Interestingly, Gulab Singh had originally been assigned the region near what is today’s Balakot in present-day Pakistan. But unwilling to deal with the rebellious tribes there, he exchanged it for land near Jammu. While Gulab Singh had built several mansions in the Mubarak Mandi complex during his reign, he decided to move his capital to the Kashmir valley, handing over the palace complex as well as the Jammu region to his son Maharaja Ranbir Singh.

The interior of the complex
The interior of the complex |Wikimedia Commons CC-BY-SA-3.0

Maharaja Ranbir Singh of Jammu & Kashmir, who ruled from 1856 to 1885, renovated and enlarged the Mubarak Mandi palace in 1874, and it is under him that it took its present form.  It is also during this time that the ‘office space’ or administrative offices around the palace was enlarged substantially, dwarfing even the royal residences.

Maharaj Pratap Singh (1885-1925) too built several buildings here, the most prominent being the Rani Charak Palace in 1913, which he built for his favourite Queen, Rani Charak, who according to legend was a beautiful shepherd girl from Birpur village. Later, she is believed to have dominated both the king and his kingdom.

The exterior of the complex
The exterior of the complex|Wikimedia Commons CC BY-SA 3.0

By this time, the Mubarak Mandi palace comprised 25 buildings spread across 12 acres!

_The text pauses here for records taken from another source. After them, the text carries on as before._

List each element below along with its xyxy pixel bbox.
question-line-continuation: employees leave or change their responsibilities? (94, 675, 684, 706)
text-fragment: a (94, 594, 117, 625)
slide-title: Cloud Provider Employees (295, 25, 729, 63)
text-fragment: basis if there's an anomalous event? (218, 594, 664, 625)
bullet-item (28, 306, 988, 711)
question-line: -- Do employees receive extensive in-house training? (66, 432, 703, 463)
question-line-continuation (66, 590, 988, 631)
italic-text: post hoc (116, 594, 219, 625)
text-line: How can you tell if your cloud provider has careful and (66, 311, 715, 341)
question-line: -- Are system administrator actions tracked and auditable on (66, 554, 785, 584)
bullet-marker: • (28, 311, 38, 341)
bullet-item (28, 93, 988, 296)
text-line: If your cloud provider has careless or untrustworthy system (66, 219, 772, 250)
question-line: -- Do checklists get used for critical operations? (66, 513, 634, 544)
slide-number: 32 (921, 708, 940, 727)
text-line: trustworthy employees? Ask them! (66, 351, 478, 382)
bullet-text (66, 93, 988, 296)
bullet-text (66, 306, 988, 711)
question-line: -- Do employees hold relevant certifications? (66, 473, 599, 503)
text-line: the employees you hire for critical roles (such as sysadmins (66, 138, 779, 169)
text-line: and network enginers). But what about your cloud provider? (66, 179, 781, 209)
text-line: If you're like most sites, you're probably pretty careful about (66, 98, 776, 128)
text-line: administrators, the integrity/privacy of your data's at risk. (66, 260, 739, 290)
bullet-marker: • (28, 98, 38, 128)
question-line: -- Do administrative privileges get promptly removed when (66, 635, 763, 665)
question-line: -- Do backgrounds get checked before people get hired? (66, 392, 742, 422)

It had a covered area of more than 4 lakh sq ft, which houses buildings like the Darbar Hall, the Sheesh Mahal, the Pink Palace, Royal Courts buildings, Gol Ghar, Nawa Mahal, Hawa Mahal, Toshkhana and the Rani Charak Palaces. Built in different periods of time, these monuments are a spectacular mix of architectural styles and construction techniques.


The workmanship brings out the best of Rajasthani, Mughal and European styles, a melting pot of influences where Gothic arches coexist with Mewari jharokhas.

The intricate detailing
The intricate detailing|Wikimedia Commons CC BY-SA 4.0

The large complex also continued to remain a hotbed of intrigue. For example, on 28th April 1898, a grand durbar was held in the palace, followed by a display of fireworks. However, just 15 minutes later, the part of the palace that housed the offices went up in flames. Thankfully, the fire was contained before it could spread to other parts. Investigations revealed that it was no accident and, unfortunately, the culprits were never caught.

Mubarak Mandi’s glory days ended suddenly in 1925, when Maharaja Pratap Singh’s nephew, Hari Singh, became the next Maharaja of Kashmir. He refused to stay in Mubarak Mandi and moved to the Hari Niwas Palace (present-day Raj Bhawan in Jammu). Hari Singh took no interest in Mubarak Mandi and in fact seemed happy to surrender it to the Indian government in 1947. This complex has since housed office of the Jammu & Kashmir state government.

Mubarak Mandi before 1947
Mubarak Mandi before 1947

Maharaja Hari Singh’s odd dislike for the seat of his ancestors has perplexed many and the answer for this can be found in the memoirs of the famous radio singer Malika Pukhraj, who was a very close friend of Maharaja Hari Singh. According to Pukhraj, when Hari Singh was the crown prince and lived in Mubarak Mandi, his aunt, Rani Charak, hated him and tried to get him killed several times. Also, he believed that his first wife Lal Kunverba, who died during childbirth, had been poisoned on orders of Rani Charak. The Mubarak Mandi complex held painful memories for Maharaja Hari Singh, who began to hate it.

The last Maharaja of Kashmir, Hari Singh
The last Maharaja of Kashmir, Hari Singh|Wikimedia Commons

After Maharaja Hari Singh moved out, the complex served only as the Royal Court and Secretariat of the Jammu kings until it was taken over by the state government after India’s Independence. Today, only one part of the complex is open to the public – the Dogra Art Museum that has 800-odd rare paintings from different schools like Kangra, Basohli and Jammu. It also has some other treasures including the gold-painted bow and arrow of Mughal Emperor Shah Jahan, handwritten manuscripts of Shahnama and Sikandernama, both of which are in Persian.

For a long time, the once exquisite Mubarak Mandi has been is in a state of deep decline but there is some hope that the palace complex will see better days as the governor of Jammu & Kashmir recently gave the go-ahead for the restoration of the complex.